Le domande per il bonus possono essere presentate per le spese sostenute per asili nido pubblici e privati autorizzati, oltre che per forme di supporto presso la propria abitazione per bambini affetti da gravi patologie croniche. È importante notare che i genitori devono avere cittadinanza italiana o di uno Stato dell’Unione Europea, o un permesso di soggiorno UE per soggiornanti di lungo periodo.
I genitori extracomunitari, invece, devono possedere permessi di soggiorno con validità almeno semestrale. A partire dal 2026, la domanda per il bonus asilo nido non dovrà più essere rinnovata annualmente, semplificando notevolmente il processo per le famiglie.
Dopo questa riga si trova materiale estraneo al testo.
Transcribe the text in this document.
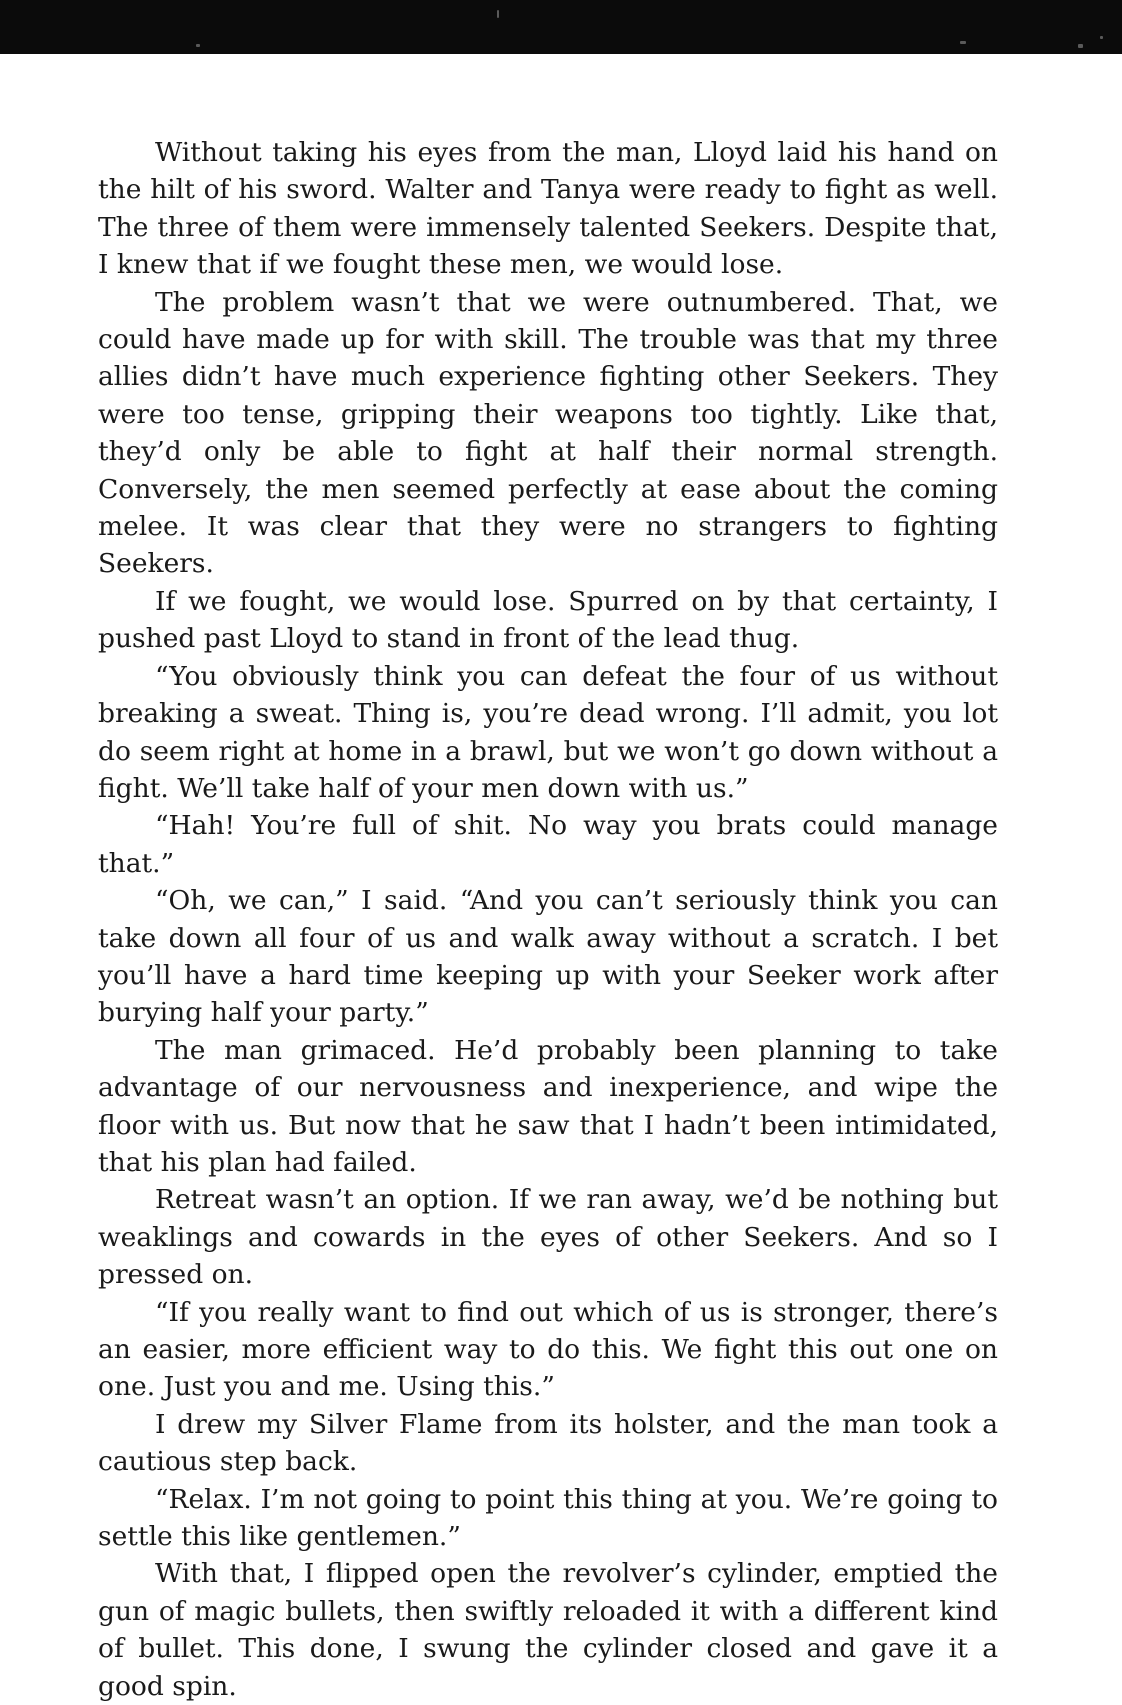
Without taking his eyes from the man, Lloyd laid his hand on the hilt of his sword. Walter and Tanya were ready to fight as well. The three of them were immensely talented Seekers. Despite that, I knew that if we fought these men, we would lose.

The problem wasn’t that we were outnumbered. That, we could have made up for with skill. The trouble was that my three allies didn’t have much experience fighting other Seekers. They were too tense, gripping their weapons too tightly. Like that, they’d only be able to fight at half their normal strength. Conversely, the men seemed perfectly at ease about the coming melee. It was clear that they were no strangers to fighting Seekers.

If we fought, we would lose. Spurred on by that certainty, I pushed past Lloyd to stand in front of the lead thug.

“You obviously think you can defeat the four of us without breaking a sweat. Thing is, you’re dead wrong. I’ll admit, you lot do seem right at home in a brawl, but we won’t go down without a fight. We’ll take half of your men down with us.”

“Hah! You’re full of shit. No way you brats could manage that.”

“Oh, we can,” I said. “And you can’t seriously think you can take down all four of us and walk away without a scratch. I bet you’ll have a hard time keeping up with your Seeker work after burying half your party.”

The man grimaced. He’d probably been planning to take advantage of our nervousness and inexperience, and wipe the floor with us. But now that he saw that I hadn’t been intimidated, that his plan had failed.

Retreat wasn’t an option. If we ran away, we’d be nothing but weaklings and cowards in the eyes of other Seekers. And so I pressed on.

“If you really want to find out which of us is stronger, there’s an easier, more efficient way to do this. We fight this out one on one. Just you and me. Using this.”

I drew my Silver Flame from its holster, and the man took a cautious step back.

“Relax. I’m not going to point this thing at you. We’re going to settle this like gentlemen.”

With that, I flipped open the revolver’s cylinder, emptied the gun of magic bullets, then swiftly reloaded it with a different kind of bullet. This done, I swung the cylinder closed and gave it a good spin.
Il contributo massimo di 3.600 euro è destinato a famiglie con un ISEE che non supera i 41.000 euro. Tuttavia, il valore dell’ISEE è neutralizzato dagli importi percepiti a titolo di assegno unico e universale, che attualmente ammonta a 3.100 euro.
Le domande possono essere presentate online tramite il portale INPS o attraverso patronati, e le spese rimborsabili includono la retta mensile e eventuali spese per la fornitura dei pasti. La circolare INPS n. 29 del 27 marzo 2026 fornisce indicazioni dettagliate sulla gestione delle domande.
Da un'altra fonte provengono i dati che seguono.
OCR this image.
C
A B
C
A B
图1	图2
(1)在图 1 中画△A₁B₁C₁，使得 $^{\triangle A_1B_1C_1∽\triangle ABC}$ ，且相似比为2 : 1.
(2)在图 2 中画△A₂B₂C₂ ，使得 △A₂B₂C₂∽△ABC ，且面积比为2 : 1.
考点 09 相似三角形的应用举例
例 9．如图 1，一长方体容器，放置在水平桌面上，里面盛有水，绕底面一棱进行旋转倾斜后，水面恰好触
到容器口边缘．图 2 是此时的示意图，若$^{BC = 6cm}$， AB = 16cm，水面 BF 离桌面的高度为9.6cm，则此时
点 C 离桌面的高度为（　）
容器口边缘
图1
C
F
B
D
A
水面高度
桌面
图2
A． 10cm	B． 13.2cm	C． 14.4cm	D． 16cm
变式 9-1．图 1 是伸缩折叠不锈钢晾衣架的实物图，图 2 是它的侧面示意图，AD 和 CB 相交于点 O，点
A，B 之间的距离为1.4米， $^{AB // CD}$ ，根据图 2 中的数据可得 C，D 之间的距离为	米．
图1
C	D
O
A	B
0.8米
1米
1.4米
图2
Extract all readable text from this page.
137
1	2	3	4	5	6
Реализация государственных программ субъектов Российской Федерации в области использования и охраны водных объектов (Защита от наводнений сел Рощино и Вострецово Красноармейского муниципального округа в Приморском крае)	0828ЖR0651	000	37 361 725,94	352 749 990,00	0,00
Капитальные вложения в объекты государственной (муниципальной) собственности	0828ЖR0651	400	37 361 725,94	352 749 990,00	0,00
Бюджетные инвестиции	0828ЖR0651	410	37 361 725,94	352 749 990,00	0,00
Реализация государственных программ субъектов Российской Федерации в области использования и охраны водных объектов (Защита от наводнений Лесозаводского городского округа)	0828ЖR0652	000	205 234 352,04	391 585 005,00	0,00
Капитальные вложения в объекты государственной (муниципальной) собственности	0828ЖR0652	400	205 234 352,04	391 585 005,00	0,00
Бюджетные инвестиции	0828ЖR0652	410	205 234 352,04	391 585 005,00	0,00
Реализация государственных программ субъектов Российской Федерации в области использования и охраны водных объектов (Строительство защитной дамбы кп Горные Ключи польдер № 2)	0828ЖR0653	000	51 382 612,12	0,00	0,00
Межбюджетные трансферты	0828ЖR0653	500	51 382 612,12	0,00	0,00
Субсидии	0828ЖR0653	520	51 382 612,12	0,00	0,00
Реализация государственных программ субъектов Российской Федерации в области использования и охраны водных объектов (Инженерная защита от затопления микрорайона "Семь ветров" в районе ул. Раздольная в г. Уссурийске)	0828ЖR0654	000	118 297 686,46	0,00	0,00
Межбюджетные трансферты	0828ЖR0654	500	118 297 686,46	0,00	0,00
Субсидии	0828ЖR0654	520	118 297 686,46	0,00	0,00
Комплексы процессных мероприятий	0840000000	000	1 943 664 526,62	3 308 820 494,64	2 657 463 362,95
Inoltre, la domanda conserva la propria validità fino al mese di agosto dell’anno in cui il minore compie il terzo anno di età, garantendo così un supporto continuativo alle famiglie.
Con queste novità, il bonus asilo nido si propone di alleviare il carico economico delle famiglie italiane, rendendo più accessibile l’educazione dei bambini nei primi anni di vita. Dettagli rimangono non confermati.